In view of the number of trafficked women who have been found outside city centres following police raids under Pentameter 2 and the fact that only one police officer out of 3,500 in Devon and Cornwall constabulary has been on a training course and understands anything about trafficking, can the Minister explain why that force was told recently that the UKHTC will no longer do any training? What are the police supposed to do?
Representing the constituency that he does, the hon. Gentleman is right to make the general point that the victims of human trafficking are not concentrated only in city centres. The evidence from Pentameter 2 was that they can be found in any area of the country, urban or rural. The hon. Gentleman says that only one police officer in his local force has been trained, but he might be referring to the single point of contact. Every police force in the country has a single point of contact, but numerous police officers receive training in human trafficking. For example, every police officer in the country has been sent a DVD produced by UKHTC to raise awareness of the issue. Training in human trafficking is given in the initial police learning and development programme, the special constable initial programme and the PCSO programme. That will be fully in place by the end of this month, and by the end of the year it will be extended to initial training for detectives, domestic violence training, public protection officer training, road policing training and the National Policing Improvement Agency trafficking and senior investigating officer training. That will all be overseen by the UKHTC, and plenty of work is being done to ensure that police officers are aware of that horrible crime, should they come across it.

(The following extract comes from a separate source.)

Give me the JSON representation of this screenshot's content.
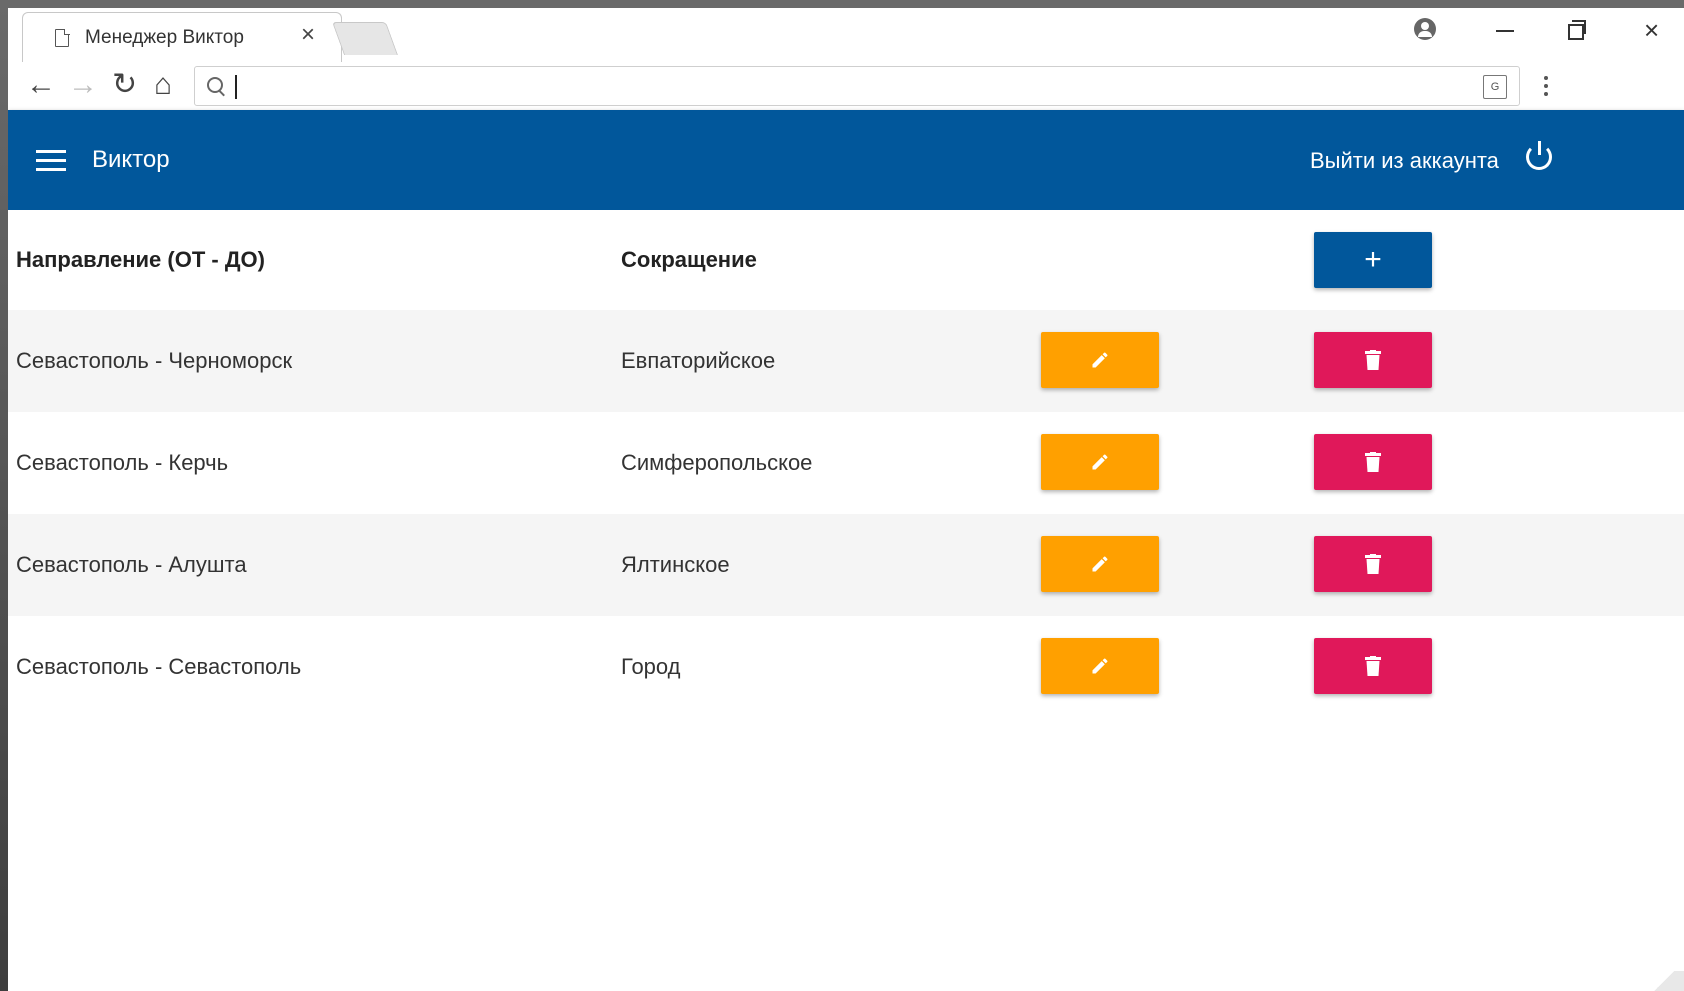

Will my hon. Friend have a discussion with the Association of Chief Police Officers to try to ensure that police are trained to implement the new prostitution offences in the current Bill in a way that encourages men to report trafficking? The police will need to be trained to do that properly. Will he discuss with Tim Brain or the relevant chief constable how to ensure that that happens?
I thank my hon. Friend for that extremely important question. I shall speak to Tim Brain, chief constable of Gloucestershire, about this matter should the new strict liability offence in the Policing and Crime Bill go through. As Mr. Steen said, it is one thing to have laws in place, but it is another to ensure that police officers have the training and the confidence to use them.
Although the new strict liability offence is controversial, by changing the way we look at such things and by putting the onus in most circumstances on the man, for the first time, to consider whether the person whom he is paying for sex is being exploited or has been trafficked, we will get a lot further with tackling this crime than we have before. I shall certainly talk to the relevant police officers.
Will the Minister kindly update the House on his conversations with his counterparts in the countries from which many of these people are trafficked? Will he comment in particular on whether any progress has been made in ensuring that those countries take this crime as seriously as it ought to be taken?
In the EU—as we know, some trafficking occurs within the EU—there has certainly been a lot of discussion. The EU trafficking action plan was published just over a year ago. There have been other discussions. The Under-Secretary of State for the Home Department, my hon. Friend Mr. Campbell, attended a conference in Brazil recently where all the countries came together to discuss child exploitation and trafficking. We are supporting numerous charities as they try to highlight the fact that in some countries some offers that seem too good to be true are too good to be true. I expect and hope to go to China and Vietnam in the not-too-distant future to raise the issues there. This is a huge problem that needs global action, not just at EU level but at United Nations level, so that we can ensure that we raise awareness not only in this country but across the globe.